Evangelical Calvinism’s Christmas Doctrine of Pre-Destination and Election

In my Bible reading tonight (by the way, I am almost done with my 39th read through of Holy Writ), as I was reading through I Peter, I once again came across the following passage:

“He was chosen before the creation of the world, but was revealed in these last times for your sake.” I Peter 1:20

This is a sort of sine qua non for an Evangelical Calvinist conception of election. The focus for us is grounded from the homoousion, the idea that God became human in the singular person of Jesus Christ; viz. that He became human pro nobis (for us). Along with TF Torrance, Karl Barth, Pierre Maury et al. we see election focused on the vicarious humanity of Christ; a humanity that God the Son, with God the Father, by the Holy Spirit, elected for Himself so that as Irenaeus says ‘we might become what He is’ (by grace, not nature). As the Apostle Peter writes, this ‘election’ or pre-destination was something that was focused on the Son prior to the creation of the world (so a supralapsarianism), rather than (contra ‘classical’ understandings of double predestination) focusing on individual humans who are thought of in abstraction from the humanity of Christ’s.

But the point I want to mostly focus on is that for Evangelical Calvinists election has to do with God’s inner-life, in pre-temporal reality, as a life that chooses to not be God without us, but with us. So, election in this frame, when referring to pre-destination has to do with God’s life in Christ for us, rather than God’s choice of individual people inhabiting the earth; inhabiting in such a way that they can be thought of apart from Christ’s humanity when it comes to the very ground or esse of election. Election for the Evangelical Calvinist, thusly, has to do with God’s pre-temporal choice, and then its historical (via historia) actualization in the Incarnation—so a Christmas conception of predestination and election. Thomas Torrance captures all of this in the following way:

Eternal election becomes temporal event confronting people in Jesus

Once again, we cannot now pursue this further into the doctrine of the church, which is the doctrine of the corporate election moving into history as the body of Christ. But at this point we must look back again at the incarnate life of Jesus Christ in light of the threefold mysterion, prosthesis and koinonia. The eternal prothesis of God has become incarnate in Jesus Christ, has become history. In Jesus Christ, the prothesis became encounter, became decision in the living temporal relations with which we men and women have to do in our interactions with one another. Election is the person of Christ, true God and true man in one person, the union of the Father and the Son in eternal love incarnated in our flesh, and bodied forth among sinners. And so men and women in history, in their temporal actions and relations, in the midst of their temporal choices and decisions, are confronted by the Word made flesh, with the eternal decision of God’s eternal love.
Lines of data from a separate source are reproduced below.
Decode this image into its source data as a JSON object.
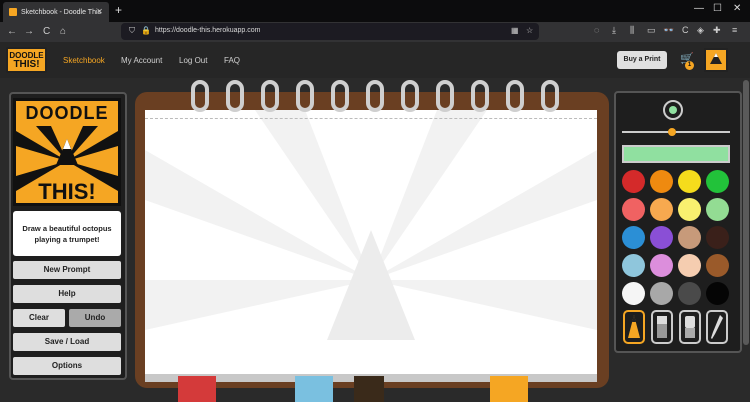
{
  "browser": {
    "tab_title": "Sketchbook - Doodle This",
    "tab_close": "✕",
    "new_tab": "+",
    "url": "https://doodle-this.herokuapp.com",
    "nav": {
      "back": "←",
      "forward": "→",
      "reload": "C",
      "home": "⌂"
    }
  },
  "site": {
    "logo_line1": "DOODLE",
    "logo_line2": "THIS!",
    "nav_items": [
      "Sketchbook",
      "My Account",
      "Log Out",
      "FAQ"
    ],
    "buy_print": "Buy a Print",
    "cart_count": "1"
  },
  "left_panel": {
    "logo_top": "DOODLE",
    "logo_bottom": "THIS!",
    "prompt": "Draw a beautiful octopus playing a trumpet!",
    "buttons": {
      "new_prompt": "New Prompt",
      "help": "Help",
      "clear": "Clear",
      "undo": "Undo",
      "save_load": "Save / Load",
      "options": "Options"
    }
  },
  "right_panel": {
    "current_color": "#90e0a0",
    "palette": [
      "#d42a2a",
      "#ef8a10",
      "#f5dc1c",
      "#22c23a",
      "#f06262",
      "#f7a94f",
      "#f9f06f",
      "#93dc93",
      "#2b8fd6",
      "#8a4fd6",
      "#c79a7a",
      "#3a201a",
      "#8fc6dc",
      "#dc8edc",
      "#f5cdb0",
      "#9a5a2a",
      "#f5f5f5",
      "#a8a8a8",
      "#4a4a4a",
      "#050505"
    ],
    "tools": [
      "pencil-icon",
      "marker-icon",
      "eraser-icon",
      "eyedropper-icon"
    ]
  },
  "colors": {
    "accent": "#f5a623",
    "sketchbook_cover": "#6a3f22"
  }
}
In Jesus Christ, therefore, eternal election has become temporal event.

Election is thus not some static act in a still point of eternity. Election is eternal pre-destination, moving out of its eternal prius into time as living act that from moment to moment confronts people in Jesus Christ. This is living act that cannot be abstracted from the person of Christ. On the contrary, here the person and act of Jesus Christ are one. Election is Christ the beloved son of the Father, and the act of election in him is once and for all, a perfectum praesens, an eternal decision that is ever present. God’s eternal decision does not halt or come to rest at any particular point or result, but is dynamic, and ever takes the field in its identity with the living person of Christ. As such election is contemporary with us, acting upon us and acting upon us through our reactions in the personal relations of men and women which it invades and which it sets into crisis. It does that by facing them with the ultimate decision which God has already taken in his love on our behalf and now sets forth in Jesus Christ, but it confronts us with that ultimate decision in such a way that we are summoned in decision before it. What do you think of Christ? Who do people say that I, the Son of Man, am? Who do you say that I am? That is precisely what we see taking place in the whole ministry of Jesus as he penetrated into people’s lives by his compassion, and revelation, and confronted them as the truth in the form of personal being, as election in the form of personal being.

That is the dimension of depth in which we are to see everything that Jesus did and said and was during the three years of his ministry as he pressed toward the cross, and the cross itself we see supremely in its setting in that context of the divine mysterion, prothesis, and koinonia.[1]

Conclusion

You aren’t going to find a more organic or ‘natural’ way of understanding election and predestination than what we are offering in Evangelical Calvinism vis-à-vis our teachers and interlocutors. As you read the New Testament, in particular, you will see this sort of theme emerging over and over again; i.e. the idea that we ‘live through Christ’ (see I Jn), or we have life through union with Christ (see the Apostle Paul’s ‘in Christ’ motif scattered throughout his oeuvre). We can amplify the various examples of this sort of ‘textual’ (versus metaphysical) understanding of election, grounded a posteriori in Christ’s vicarious humanity as it is, as we continue to engage with Holy Scripture in a maximal way. I commend this way of theology and life to you.  

 

[1] Thomas F. Torrance, Incarnation: The Person and Life of Christ (Downers Grove, IL: IVP Academic, 2008), 179-80.